We see coordinated "astroturfing," where thousands of fake accounts create an illusion of grassroots support for a divisive issue. We see "narrative laundering," where disinformation is planted in fringe outlets and then amplified through a chain of proxies until it reaches mainstream discourse, obscuring the original foreign source.
These techniques are designed to bypass our cognitive defenses. By the time a narrative reaches the average user, it looks organic. This is why standard fact-checking is often insufficient; we need to detect FIMI and disinformation by analyzing the behavior of the network, not just the content of individual messages.

Above: FIMI actors utilize coordinated networks and technical manipulation to obscure their origins.
The EEAS Framework and FIMI
Recognizing the urgent need for common definitions, the European Union's External Action Service (EEAS) has been instrumental in formalizing the concept of Foreign Information Manipulation and Interference (FIMI). They have moved the conversation away from vague notions of "fake news" toward a structured understanding of adversarial behavior.
The EEAS framework helps categorize incidents based on intent and coordination. Below is a simplified comparison based on EEAS principles to illustrate the practical difference between legitimate diplomacy and FIMI foreign interference.

This structured approach is vital for creating a unified response among democratic nations. You can read more about how the EU built a FIMI hub to track and counter foreign information campaigns on our blog.
Why the Distinction Matters for Defence
Mistaking interference for influence is a strategic error. If we treat FIMI foreign interference as merely "another point of view" in the marketplace of ideas, we grant legitimacy to bad actors. We allow them to exploit our commitment to free speech to destroy free speech itself.

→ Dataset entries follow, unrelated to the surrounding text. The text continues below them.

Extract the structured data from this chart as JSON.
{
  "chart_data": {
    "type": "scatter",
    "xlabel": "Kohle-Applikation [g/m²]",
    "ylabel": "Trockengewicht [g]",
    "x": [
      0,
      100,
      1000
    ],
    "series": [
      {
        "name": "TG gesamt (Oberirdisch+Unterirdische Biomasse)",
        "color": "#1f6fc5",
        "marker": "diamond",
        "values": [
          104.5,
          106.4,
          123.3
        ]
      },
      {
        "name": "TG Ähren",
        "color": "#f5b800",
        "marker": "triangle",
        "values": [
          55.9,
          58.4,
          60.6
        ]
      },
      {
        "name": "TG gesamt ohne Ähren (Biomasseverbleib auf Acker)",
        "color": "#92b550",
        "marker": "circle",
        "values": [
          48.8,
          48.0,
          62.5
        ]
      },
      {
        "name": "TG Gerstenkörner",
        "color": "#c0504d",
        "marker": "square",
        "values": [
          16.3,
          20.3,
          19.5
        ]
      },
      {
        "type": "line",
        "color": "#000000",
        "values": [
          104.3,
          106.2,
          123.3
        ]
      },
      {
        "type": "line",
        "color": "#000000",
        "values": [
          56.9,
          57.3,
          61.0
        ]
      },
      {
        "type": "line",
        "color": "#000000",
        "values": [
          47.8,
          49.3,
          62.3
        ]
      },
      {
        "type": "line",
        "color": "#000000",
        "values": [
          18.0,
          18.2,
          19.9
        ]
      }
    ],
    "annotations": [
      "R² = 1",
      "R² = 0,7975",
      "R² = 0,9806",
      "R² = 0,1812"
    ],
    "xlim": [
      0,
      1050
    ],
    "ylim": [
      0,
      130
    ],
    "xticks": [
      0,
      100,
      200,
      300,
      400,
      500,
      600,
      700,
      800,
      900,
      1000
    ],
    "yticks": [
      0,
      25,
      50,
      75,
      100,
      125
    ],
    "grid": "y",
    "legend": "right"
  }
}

Conversely, labeling all foreign commentary as "interference" leads to isolationism and paranoia. We must be precise. We need the technical capability to expose the hidden networks of Foreign Information Manipulation and Interference (FIMI) while maintaining the democratic confidence to engage in open debate.
In Ukraine, we learned this lesson the hard way. We know that the battle for the information space is real. By demanding transparency and using advanced detection tools, we can protect the integrity of our discourse without closing our societies to the world.